The Bayelsa State Government has carpeted the Nigerian National Petroleum Corporation for the dwindling federal allocations to states and local governments.

It insisted that there was no reason why the allocations should not improve.

The Deputy Governor of the state, Rear Admiral John Jonah (retd), stated this on Wednesday while presenting the income and expenditure profile of the state, for the months of June and July, at the Government House, Yenagoa.

Jonah expressed worries that while every analysis showed that things had improved, the indications from the NNPC were contrary to the thinking of the Nigeria Governors’ Forum with regard to remittances.

The deputy governor noted that crude oil exploitation had improved due to reduction in militant activities in the Niger Delta just as the naira was devalued by 100 per cent, which ought to have resulted in improved federal allocations.

Jonah stated, “So, even if you are not increasing, the thinking of the Governors’ Forum is that as long as you have devalued, you can compensate for the loss of crude oil exported. Now, the oil increased, we are always the victim. No Niger Delta violence, but now they are out there enjoying; having a field day. Nobody disturbs.

“Why should the money be reducing while all the variables you can identify are very favourable and increasing? Up until now, as far as I am concerned, they have not given us an answer.”

He said since Nigerians started criticising the subsidy payment on petrol, the NNPC had changed the name, allegedly saying if it continued to use the word subsidy, it would be in trouble.

According to him, the NNPC claims that 60 million litres of petrol is being consumed daily, while the Department of Petroleum Resources says it is 36 million litres per day and that the corporation has been paying subsidy on 60 million litres of fuel.
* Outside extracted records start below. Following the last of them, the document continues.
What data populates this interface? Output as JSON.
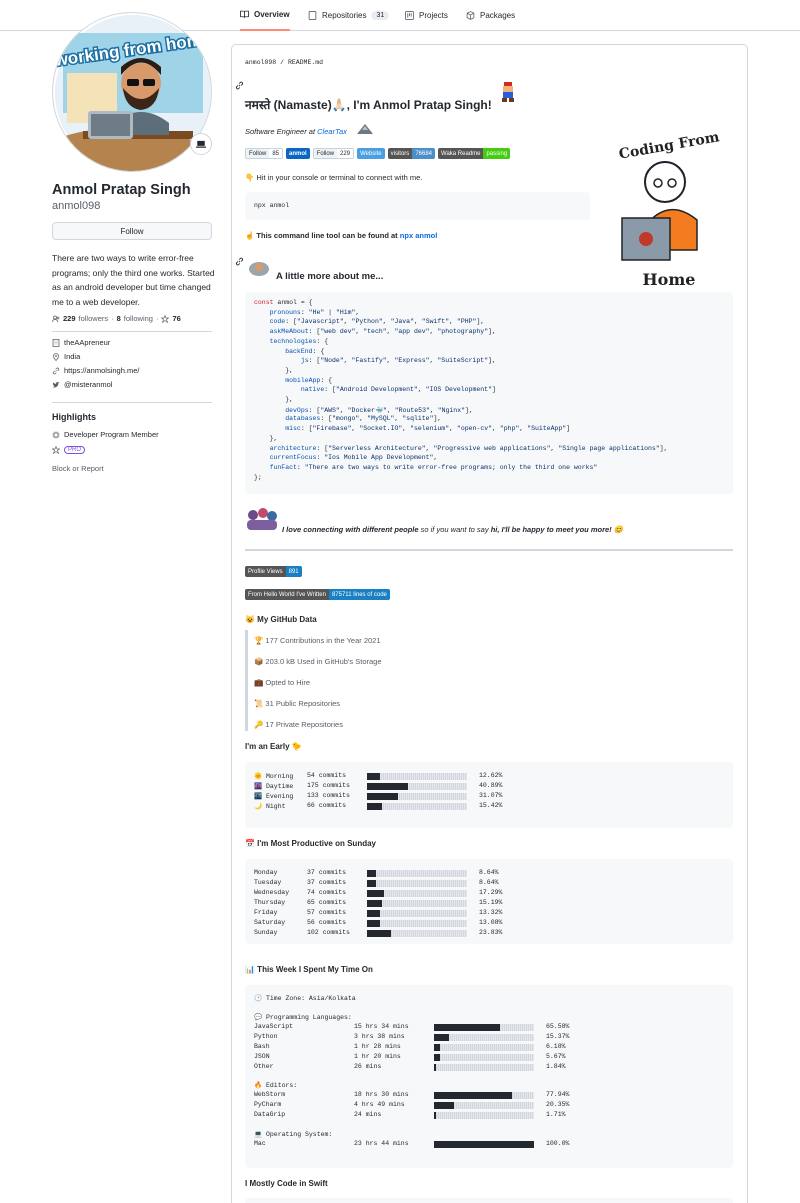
{
  "tabs": [
    {
      "label": "Overview",
      "count": ""
    },
    {
      "label": "Repositories",
      "count": "31"
    },
    {
      "label": "Projects",
      "count": ""
    },
    {
      "label": "Packages",
      "count": ""
    }
  ],
  "profile": {
    "avatar_text": "working from home",
    "name": "Anmol Pratap Singh",
    "login": "anmol098",
    "follow_label": "Follow",
    "bio": "There are two ways to write error-free programs; only the third one works. Started as an android developer but time changed me to a web developer.",
    "followers_count": "229",
    "followers_label": "followers",
    "following_count": "8",
    "following_label": "following",
    "stars_count": "76",
    "company": "theAApreneur",
    "location": "India",
    "website": "https://anmolsingh.me/",
    "twitter": "@misteranmol",
    "highlights_title": "Highlights",
    "highlight_program": "Developer Program Member",
    "highlight_pro": "PRO",
    "block_label": "Block or Report"
  },
  "readme": {
    "path_user": "anmol098",
    "path_sep": "/",
    "path_file": "README.md",
    "greeting": "नमस्ते (Namaste)🙏🏻, I'm Anmol Pratap Singh!",
    "role_prefix": "Software Engineer at",
    "role_company": "ClearTax",
    "badges": {
      "twitter_label": "Follow",
      "twitter_count": "85",
      "linkedin_label": "anmol",
      "github_label": "Follow",
      "github_count": "229",
      "website_label": "Website",
      "visitors_label": "visitors",
      "visitors_count": "76684",
      "waka_label": "Waka Readme",
      "waka_status": "passing"
    },
    "illustration_top": "Coding From",
    "illustration_bottom": "Home",
    "hit_text": "👇 Hit in your console or terminal to connect with me.",
    "npx_cmd": "npx anmol",
    "cli_text": "☝️ This command line tool can be found at",
    "cli_link": "npx anmol",
    "more_title": "A little more about me...",
    "code_lines": [
      "const anmol = {",
      "    pronouns: \"He\" | \"Him\",",
      "    code: [\"Javascript\", \"Python\", \"Java\", \"Swift\", \"PHP\"],",
      "    askMeAbout: [\"web dev\", \"tech\", \"app dev\", \"photography\"],",
      "    technologies: {",
      "        backEnd: {",
      "            js: [\"Node\", \"Fastify\", \"Express\", \"SuiteScript\"],",
      "        },",
      "        mobileApp: {",
      "            native: [\"Android Development\", \"IOS Development\"]",
      "        },",
      "        devOps: [\"AWS\", \"Docker🐳\", \"Route53\", \"Nginx\"],",
      "        databases: [\"mongo\", \"MySQL\", \"sqlite\"],",
      "        misc: [\"Firebase\", \"Socket.IO\", \"selenium\", \"open-cv\", \"php\", \"SuiteApp\"]",
      "    },",
      "    architecture: [\"Serverless Architecture\", \"Progressive web applications\", \"Single page applications\"],",
      "    currentFocus: \"Ios Mobile App Development\",",
      "    funFact: \"There are two ways to write error-free programs; only the third one works\"",
      "};"
    ],
    "connect_bold": "I love connecting with different people",
    "connect_mid": "so if you want to say",
    "connect_end": "hi, I'll be happy to meet you more! 😊",
    "profile_views_label": "Profile Views",
    "profile_views_count": "891",
    "loc_label": "From Hello World I've Written",
    "loc_count": "875711 lines of code",
    "github_data_title": "😺 My GitHub Data",
    "github_data": [
      "🏆 177 Contributions in the Year 2021",
      "📦 203.0 kB Used in GitHub's Storage",
      "💼 Opted to Hire",
      "📜 31 Public Repositories",
      "🔑 17 Private Repositories"
    ],
    "early_title": "I'm an Early 🐤",
    "early_rows": [
      {
        "name": "🌞 Morning",
        "amount": "54 commits",
        "pct": "12.62%",
        "fraction": 0.1262
      },
      {
        "name": "🌆 Daytime",
        "amount": "175 commits",
        "pct": "40.89%",
        "fraction": 0.4089
      },
      {
        "name": "🌃 Evening",
        "amount": "133 commits",
        "pct": "31.07%",
        "fraction": 0.3107
      },
      {
        "name": "🌙 Night",
        "amount": "66 commits",
        "pct": "15.42%",
        "fraction": 0.1542
      }
    ],
    "productive_title": "📅 I'm Most Productive on Sunday",
    "day_rows": [
      {
        "name": "Monday",
        "amount": "37 commits",
        "pct": "8.64%",
        "fraction": 0.0864
      },
      {
        "name": "Tuesday",
        "amount": "37 commits",
        "pct": "8.64%",
        "fraction": 0.0864
      },
      {
        "name": "Wednesday",
        "amount": "74 commits",
        "pct": "17.29%",
        "fraction": 0.1729
      },
      {
        "name": "Thursday",
        "amount": "65 commits",
        "pct": "15.19%",
        "fraction": 0.1519
      },
      {
        "name": "Friday",
        "amount": "57 commits",
        "pct": "13.32%",
        "fraction": 0.1332
      },
      {
        "name": "Saturday",
        "amount": "56 commits",
        "pct": "13.08%",
        "fraction": 0.1308
      },
      {
        "name": "Sunday",
        "amount": "102 commits",
        "pct": "23.83%",
        "fraction": 0.2383
      }
    ],
    "week_title": "📊 This Week I Spent My Time On",
    "timezone": "🕑 Time Zone: Asia/Kolkata",
    "lang_header": "💬 Programming Languages:",
    "lang_rows": [
      {
        "name": "JavaScript",
        "amount": "15 hrs 34 mins",
        "pct": "65.58%",
        "fraction": 0.6558
      },
      {
        "name": "Python",
        "amount": "3 hrs 38 mins",
        "pct": "15.37%",
        "fraction": 0.1537
      },
      {
        "name": "Bash",
        "amount": "1 hr 28 mins",
        "pct": "6.18%",
        "fraction": 0.0618
      },
      {
        "name": "JSON",
        "amount": "1 hr 20 mins",
        "pct": "5.67%",
        "fraction": 0.0567
      },
      {
        "name": "Other",
        "amount": "26 mins",
        "pct": "1.84%",
        "fraction": 0.0184
      }
    ],
    "editor_header": "🔥 Editors:",
    "editor_rows": [
      {
        "name": "WebStorm",
        "amount": "18 hrs 30 mins",
        "pct": "77.94%",
        "fraction": 0.7794
      },
      {
        "name": "PyCharm",
        "amount": "4 hrs 49 mins",
        "pct": "20.35%",
        "fraction": 0.2035
      },
      {
        "name": "DataGrip",
        "amount": "24 mins",
        "pct": "1.71%",
        "fraction": 0.0171
      }
    ],
    "os_header": "💻 Operating System:",
    "os_rows": [
      {
        "name": "Mac",
        "amount": "23 hrs 44 mins",
        "pct": "100.0%",
        "fraction": 1.0
      }
    ],
    "swift_title": "I Mostly Code in Swift"
  }
}
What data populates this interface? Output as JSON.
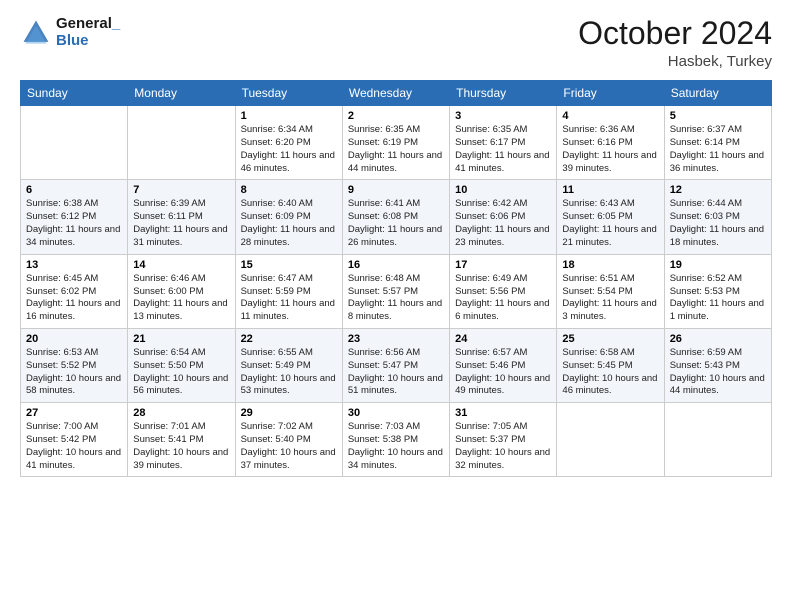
{
  "header": {
    "logo_line1": "General",
    "logo_line2": "Blue",
    "month_title": "October 2024",
    "subtitle": "Hasbek, Turkey"
  },
  "weekdays": [
    "Sunday",
    "Monday",
    "Tuesday",
    "Wednesday",
    "Thursday",
    "Friday",
    "Saturday"
  ],
  "weeks": [
    [
      null,
      null,
      {
        "day": "1",
        "sunrise": "Sunrise: 6:34 AM",
        "sunset": "Sunset: 6:20 PM",
        "daylight": "Daylight: 11 hours and 46 minutes."
      },
      {
        "day": "2",
        "sunrise": "Sunrise: 6:35 AM",
        "sunset": "Sunset: 6:19 PM",
        "daylight": "Daylight: 11 hours and 44 minutes."
      },
      {
        "day": "3",
        "sunrise": "Sunrise: 6:35 AM",
        "sunset": "Sunset: 6:17 PM",
        "daylight": "Daylight: 11 hours and 41 minutes."
      },
      {
        "day": "4",
        "sunrise": "Sunrise: 6:36 AM",
        "sunset": "Sunset: 6:16 PM",
        "daylight": "Daylight: 11 hours and 39 minutes."
      },
      {
        "day": "5",
        "sunrise": "Sunrise: 6:37 AM",
        "sunset": "Sunset: 6:14 PM",
        "daylight": "Daylight: 11 hours and 36 minutes."
      }
    ],
    [
      {
        "day": "6",
        "sunrise": "Sunrise: 6:38 AM",
        "sunset": "Sunset: 6:12 PM",
        "daylight": "Daylight: 11 hours and 34 minutes."
      },
      {
        "day": "7",
        "sunrise": "Sunrise: 6:39 AM",
        "sunset": "Sunset: 6:11 PM",
        "daylight": "Daylight: 11 hours and 31 minutes."
      },
      {
        "day": "8",
        "sunrise": "Sunrise: 6:40 AM",
        "sunset": "Sunset: 6:09 PM",
        "daylight": "Daylight: 11 hours and 28 minutes."
      },
      {
        "day": "9",
        "sunrise": "Sunrise: 6:41 AM",
        "sunset": "Sunset: 6:08 PM",
        "daylight": "Daylight: 11 hours and 26 minutes."
      },
      {
        "day": "10",
        "sunrise": "Sunrise: 6:42 AM",
        "sunset": "Sunset: 6:06 PM",
        "daylight": "Daylight: 11 hours and 23 minutes."
      },
      {
        "day": "11",
        "sunrise": "Sunrise: 6:43 AM",
        "sunset": "Sunset: 6:05 PM",
        "daylight": "Daylight: 11 hours and 21 minutes."
      },
      {
        "day": "12",
        "sunrise": "Sunrise: 6:44 AM",
        "sunset": "Sunset: 6:03 PM",
        "daylight": "Daylight: 11 hours and 18 minutes."
      }
    ],
    [
      {
        "day": "13",
        "sunrise": "Sunrise: 6:45 AM",
        "sunset": "Sunset: 6:02 PM",
        "daylight": "Daylight: 11 hours and 16 minutes."
      },
      {
        "day": "14",
        "sunrise": "Sunrise: 6:46 AM",
        "sunset": "Sunset: 6:00 PM",
        "daylight": "Daylight: 11 hours and 13 minutes."
      },
      {
        "day": "15",
        "sunrise": "Sunrise: 6:47 AM",
        "sunset": "Sunset: 5:59 PM",
        "daylight": "Daylight: 11 hours and 11 minutes."
      },
      {
        "day": "16",
        "sunrise": "Sunrise: 6:48 AM",
        "sunset": "Sunset: 5:57 PM",
        "daylight": "Daylight: 11 hours and 8 minutes."
      },
      {
        "day": "17",
        "sunrise": "Sunrise: 6:49 AM",
        "sunset": "Sunset: 5:56 PM",
        "daylight": "Daylight: 11 hours and 6 minutes."
      },
      {
        "day": "18",
        "sunrise": "Sunrise: 6:51 AM",
        "sunset": "Sunset: 5:54 PM",
        "daylight": "Daylight: 11 hours and 3 minutes."
      },
      {
        "day": "19",
        "sunrise": "Sunrise: 6:52 AM",
        "sunset": "Sunset: 5:53 PM",
        "daylight": "Daylight: 11 hours and 1 minute."
      }
    ],
    [
      {
        "day": "20",
        "sunrise": "Sunrise: 6:53 AM",
        "sunset": "Sunset: 5:52 PM",
        "daylight": "Daylight: 10 hours and 58 minutes."
      },
      {
        "day": "21",
        "sunrise": "Sunrise: 6:54 AM",
        "sunset": "Sunset: 5:50 PM",
        "daylight": "Daylight: 10 hours and 56 minutes."
      },
      {
        "day": "22",
        "sunrise": "Sunrise: 6:55 AM",
        "sunset": "Sunset: 5:49 PM",
        "daylight": "Daylight: 10 hours and 53 minutes."
      },
      {
        "day": "23",
        "sunrise": "Sunrise: 6:56 AM",
        "sunset": "Sunset: 5:47 PM",
        "daylight": "Daylight: 10 hours and 51 minutes."
      },
      {
        "day": "24",
        "sunrise": "Sunrise: 6:57 AM",
        "sunset": "Sunset: 5:46 PM",
        "daylight": "Daylight: 10 hours and 49 minutes."
      },
      {
        "day": "25",
        "sunrise": "Sunrise: 6:58 AM",
        "sunset": "Sunset: 5:45 PM",
        "daylight": "Daylight: 10 hours and 46 minutes."
      },
      {
        "day": "26",
        "sunrise": "Sunrise: 6:59 AM",
        "sunset": "Sunset: 5:43 PM",
        "daylight": "Daylight: 10 hours and 44 minutes."
      }
    ],
    [
      {
        "day": "27",
        "sunrise": "Sunrise: 7:00 AM",
        "sunset": "Sunset: 5:42 PM",
        "daylight": "Daylight: 10 hours and 41 minutes."
      },
      {
        "day": "28",
        "sunrise": "Sunrise: 7:01 AM",
        "sunset": "Sunset: 5:41 PM",
        "daylight": "Daylight: 10 hours and 39 minutes."
      },
      {
        "day": "29",
        "sunrise": "Sunrise: 7:02 AM",
        "sunset": "Sunset: 5:40 PM",
        "daylight": "Daylight: 10 hours and 37 minutes."
      },
      {
        "day": "30",
        "sunrise": "Sunrise: 7:03 AM",
        "sunset": "Sunset: 5:38 PM",
        "daylight": "Daylight: 10 hours and 34 minutes."
      },
      {
        "day": "31",
        "sunrise": "Sunrise: 7:05 AM",
        "sunset": "Sunset: 5:37 PM",
        "daylight": "Daylight: 10 hours and 32 minutes."
      },
      null,
      null
    ]
  ]
}
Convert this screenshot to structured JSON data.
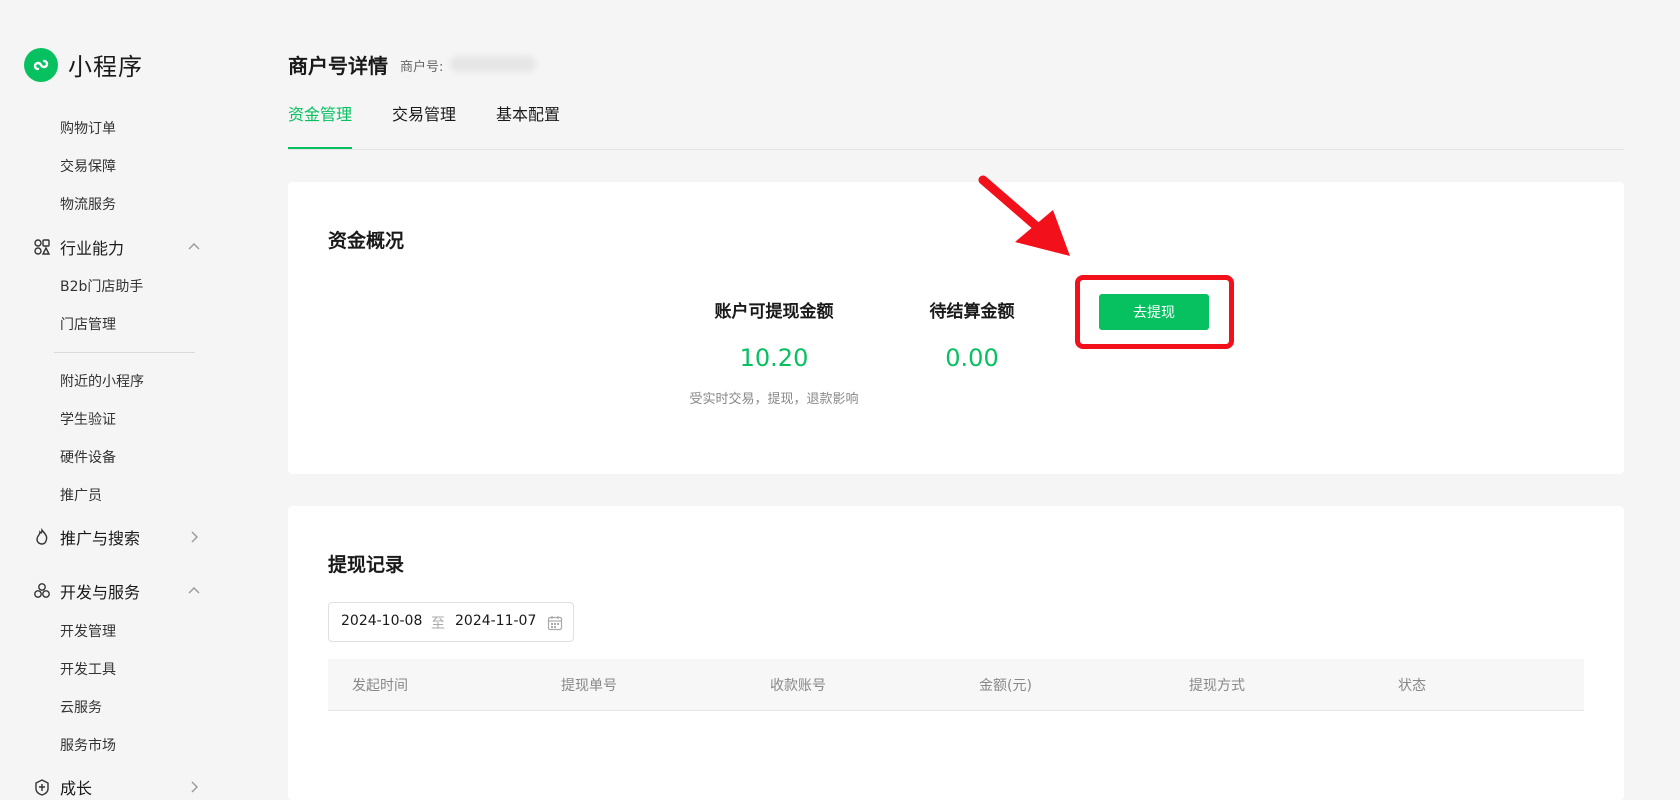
{
  "app": {
    "logo_text": "小程序"
  },
  "sidebar": {
    "items_top": [
      "购物订单",
      "交易保障",
      "物流服务"
    ],
    "group_industry": "行业能力",
    "items_industry": [
      "B2b门店助手",
      "门店管理"
    ],
    "items_misc": [
      "附近的小程序",
      "学生验证",
      "硬件设备",
      "推广员"
    ],
    "group_promo": "推广与搜索",
    "group_dev": "开发与服务",
    "items_dev": [
      "开发管理",
      "开发工具",
      "云服务",
      "服务市场"
    ],
    "group_growth": "成长"
  },
  "header": {
    "title": "商户号详情",
    "merchant_label": "商户号:"
  },
  "tabs": [
    "资金管理",
    "交易管理",
    "基本配置"
  ],
  "overview": {
    "title": "资金概况",
    "available_label": "账户可提现金额",
    "available_value": "10.20",
    "available_note": "受实时交易，提现，退款影响",
    "pending_label": "待结算金额",
    "pending_value": "0.00",
    "withdraw_button": "去提现"
  },
  "records": {
    "title": "提现记录",
    "date_start": "2024-10-08",
    "date_sep": "至",
    "date_end": "2024-11-07",
    "columns": [
      "发起时间",
      "提现单号",
      "收款账号",
      "金额(元)",
      "提现方式",
      "状态"
    ]
  },
  "colors": {
    "accent": "#07c160",
    "highlight": "#f2101a"
  }
}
On the issue of smuggling across the borders, Jonah said the entire filling stations at the borders had a total capacity of four million litres and that even if Nigeria was supplying the neighbouring countries, it could not be up to 10 million litres daily.

He added, “The Nigeria Customs Service said that we are consuming 38 per cent. Of course they pay subsidy on something that does not exist. As far as the Governors’ Forum is concerned, they are paying subsidy and they pay it from the Excess Crude Account.”